If your company is interested in partnering for development of these or other image calibration tools for satellites, especially if you can provide raw images requiring corrections, please don’t hesitate to reach out to us.
Space based SSA
Number of satellites in space has been exponentially increasing in the past decade, increasing demand for dedicated flight operators who can navigate satellites away from probable collisions. As there are no rules like traffic lights on roads, every satellite operator needs to monitor all the thousands of objects, calculate their future orbit tracks and adjust own satellite trajectories to avoid dangerous vicinity passes.
AGENIUM Space has been involved in multiple SSA-related projects, harnessing power of AI to detect objects in space below threshold and SNR values.
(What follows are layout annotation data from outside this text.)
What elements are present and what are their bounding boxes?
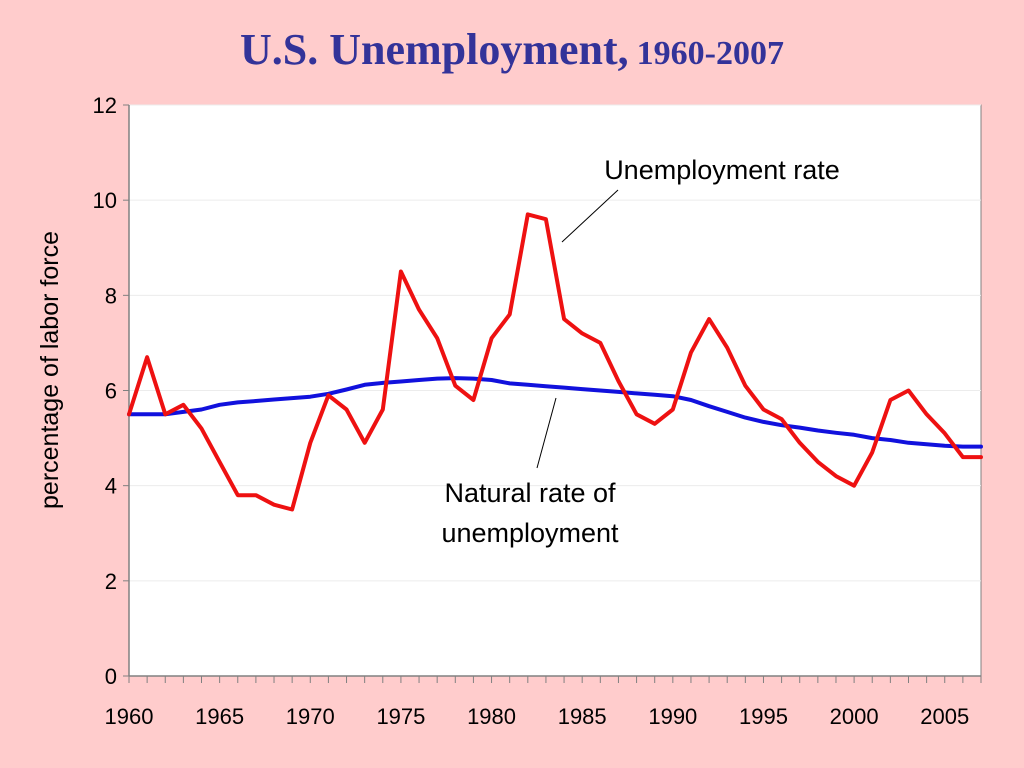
x-tick-label-1965: 1965 — [195, 704, 244, 729]
slide-title: U.S. Unemployment, 1960-2007 — [0, 28, 1024, 72]
natural-rate-of-unemployment-line — [127, 376, 983, 449]
series-lines — [127, 212, 983, 512]
x-axis-ticks: 1960 1965 1970 1975 1980 1985 1990 1995 2000 2005 — [105, 676, 982, 729]
unemployment-rate-annotation: Unemployment rate — [604, 155, 840, 185]
grid-lines — [129, 104, 981, 582]
x-tick-label-2000: 2000 — [830, 704, 879, 729]
unemployment-rate-leader-line — [561, 189, 619, 243]
y-tick-label-4: 4 — [105, 474, 117, 499]
y-tick-label-12: 12 — [93, 93, 117, 118]
y-axis-ticks: 0 2 4 6 8 10 12 — [93, 93, 129, 689]
x-tick-label-1990: 1990 — [648, 704, 697, 729]
y-axis-title: percentage of labor force — [36, 231, 64, 509]
natural-rate-annotation-line1: Natural rate of — [444, 478, 616, 508]
x-tick-label-1995: 1995 — [739, 704, 788, 729]
x-tick-label-1970: 1970 — [286, 704, 335, 729]
y-tick-label-8: 8 — [105, 283, 117, 308]
unemployment-rate-line — [127, 212, 983, 512]
y-tick-label-10: 10 — [93, 188, 117, 213]
y-tick-label-2: 2 — [105, 569, 117, 594]
x-tick-label-1985: 1985 — [558, 704, 607, 729]
title-years: 1960-2007 — [636, 35, 784, 72]
x-tick-label-1980: 1980 — [467, 704, 516, 729]
annotations: Unemployment rate Natural rate of unempl… — [441, 155, 839, 548]
natural-rate-leader-line — [536, 397, 557, 469]
x-tick-label-1960: 1960 — [105, 704, 154, 729]
y-tick-label-6: 6 — [105, 379, 117, 404]
x-tick-label-1975: 1975 — [376, 704, 425, 729]
x-tick-label-2005: 2005 — [920, 704, 969, 729]
title-main: U.S. Unemployment, — [239, 25, 629, 74]
y-tick-label-0: 0 — [105, 664, 117, 689]
natural-rate-annotation-line2: unemployment — [441, 518, 619, 548]
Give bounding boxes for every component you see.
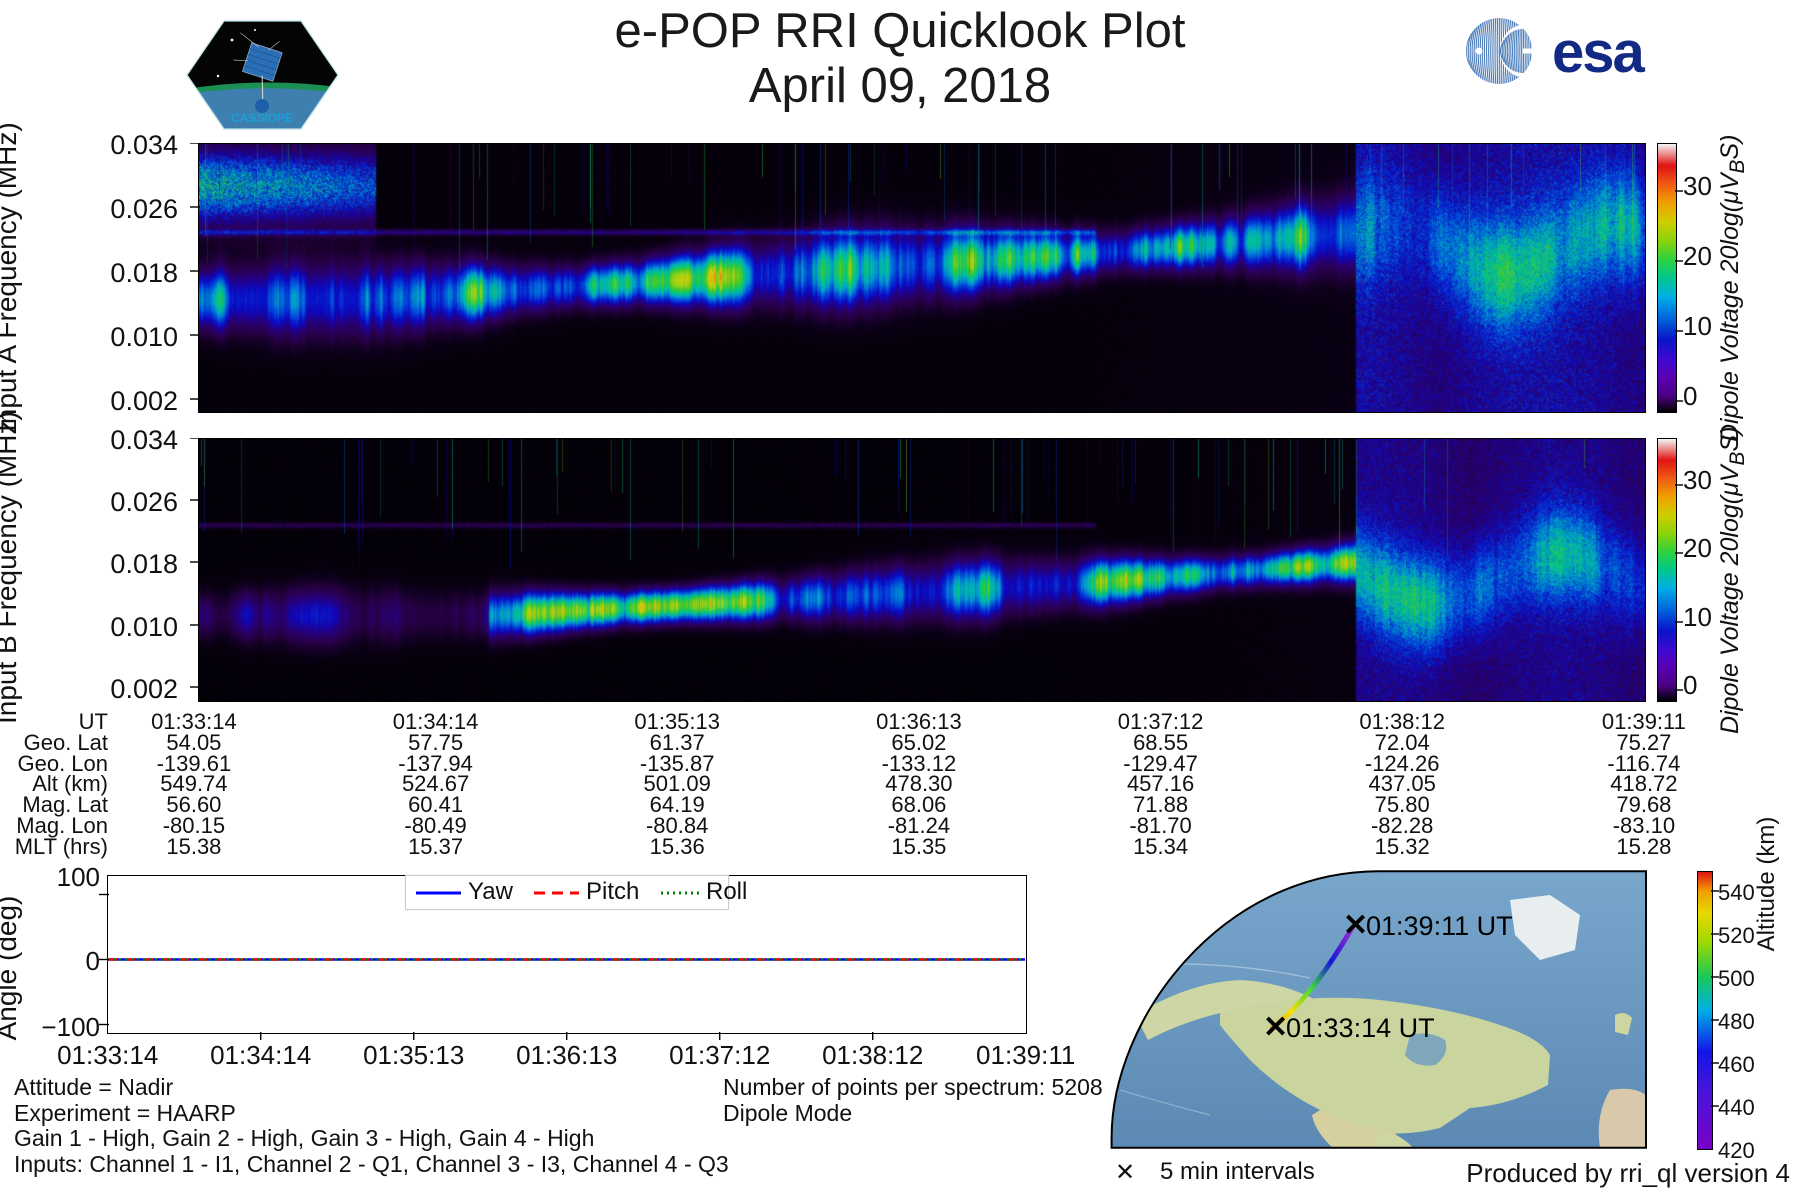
svg-text:esa: esa xyxy=(1552,20,1646,85)
svg-text:01:33:14 UT: 01:33:14 UT xyxy=(1286,1013,1435,1043)
svg-text:✕: ✕ xyxy=(1343,909,1368,942)
svg-text:CASSIOPE: CASSIOPE xyxy=(231,111,293,125)
svg-text:✕: ✕ xyxy=(1263,1011,1288,1044)
svg-text:01:39:11 UT: 01:39:11 UT xyxy=(1366,911,1513,941)
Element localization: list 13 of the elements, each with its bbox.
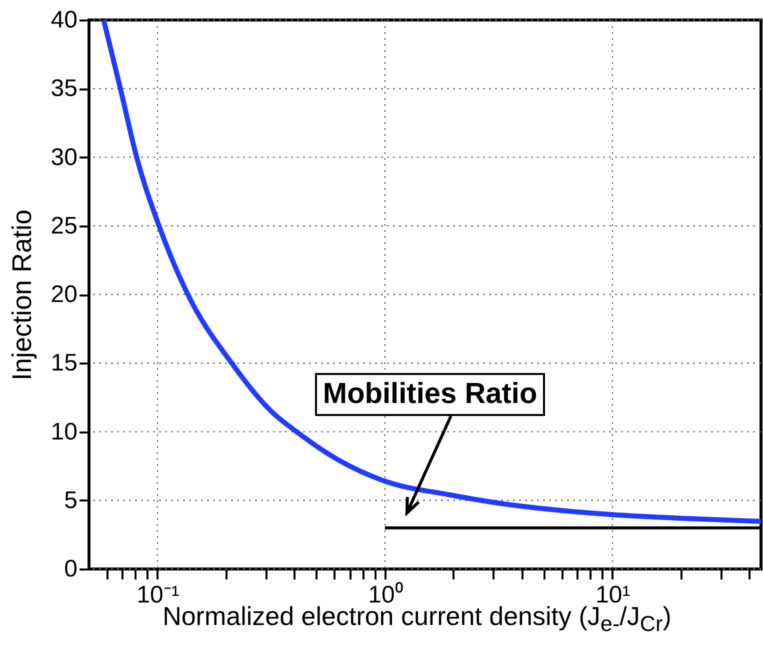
y-tick-label: 5 bbox=[64, 486, 78, 514]
y-tick-label: 30 bbox=[50, 144, 78, 171]
y-tick-label: 15 bbox=[50, 350, 78, 377]
y-tick-label: 20 bbox=[50, 281, 78, 308]
x-tick-label: 10⁰ bbox=[368, 582, 403, 608]
annotation: Mobilities Ratio bbox=[314, 372, 546, 416]
y-tick-label: 25 bbox=[50, 212, 78, 240]
y-tick-label: 10 bbox=[50, 418, 78, 446]
y-axis-title: Injection Ratio bbox=[6, 209, 37, 381]
x-tick-label: 10⁻¹ bbox=[136, 582, 180, 608]
y-tick-label: 35 bbox=[50, 75, 78, 102]
y-tick-label: 40 bbox=[50, 6, 78, 34]
y-tick-label: 0 bbox=[64, 556, 78, 582]
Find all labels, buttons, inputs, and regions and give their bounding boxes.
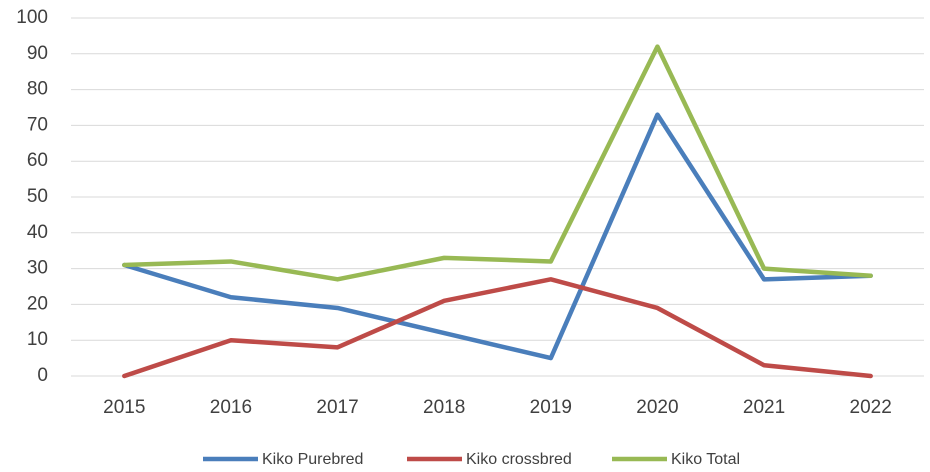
y-tick-label: 50 xyxy=(27,186,48,207)
x-tick-label: 2019 xyxy=(530,397,572,418)
y-tick-label: 20 xyxy=(27,293,48,314)
y-tick-label: 60 xyxy=(27,150,48,171)
y-tick-label: 40 xyxy=(27,222,48,243)
legend-label: Kiko crossbred xyxy=(466,451,572,468)
legend-label: Kiko Total xyxy=(671,451,740,468)
legend-label: Kiko Purebred xyxy=(262,451,363,468)
y-tick-label: 90 xyxy=(27,43,48,64)
y-tick-label: 30 xyxy=(27,258,48,279)
x-tick-label: 2017 xyxy=(316,397,358,418)
series-line xyxy=(122,277,873,379)
x-tick-label: 2020 xyxy=(636,397,678,418)
y-tick-label: 0 xyxy=(37,365,48,386)
y-tick-label: 70 xyxy=(27,114,48,135)
series-line xyxy=(122,112,873,361)
y-tick-label: 10 xyxy=(27,329,48,350)
series-line xyxy=(122,44,873,282)
x-tick-label: 2015 xyxy=(103,397,145,418)
x-tick-label: 2018 xyxy=(423,397,465,418)
x-tick-label: 2022 xyxy=(850,397,892,418)
x-tick-label: 2016 xyxy=(210,397,252,418)
x-tick-label: 2021 xyxy=(743,397,785,418)
y-tick-label: 100 xyxy=(16,7,48,28)
y-tick-label: 80 xyxy=(27,79,48,100)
In 2020 AGENIUM won the 1st place in SpotGEO challenge by ESA – building the winning AI algorithm to find objects in ground-to-space applications. Later in 2023 in partnership with CNES and AIRBUS, AGENIUM developed an AI algorithm for space-to-space object detection. The algorithm yielded sensitivity improvement of a sensor with close to 2x more objects found than a thresholding method. The novel achievement put in numbers: 92% track detection rate with a pixel probability of false alarms (PFA) 4.16e-6 and 0.5% of false tracks; ability to detect close to all objects with SNR>0.5.
For national and strategic assets in space like communication and military satellites, many more direct threats are on a rise. Like RF-jamming or physical assault by an intentionally approaching satellite to disable critical satellite’s functionality. While AGENIUM doesn’t build robotic arms for space-wars, it does build computer vision applications, that could enable not just spotting objects in vicinity, but also interpreting actions and choose countermeasures to approaching threats. AGENIUM is thrilled to be selected by EDF to lead work in this thematic with BODYGUARD project.
With high confidence it can be assumed that computer vision technology for space-to-space observations will mature in a not-so-distant future, enabling autonomous visual navigation for all satellites. It will actually enable applications like self-defence for satellites. AGENIUM is determined to be part of this space race towards autonomy and build onboard solutions with complementary partners.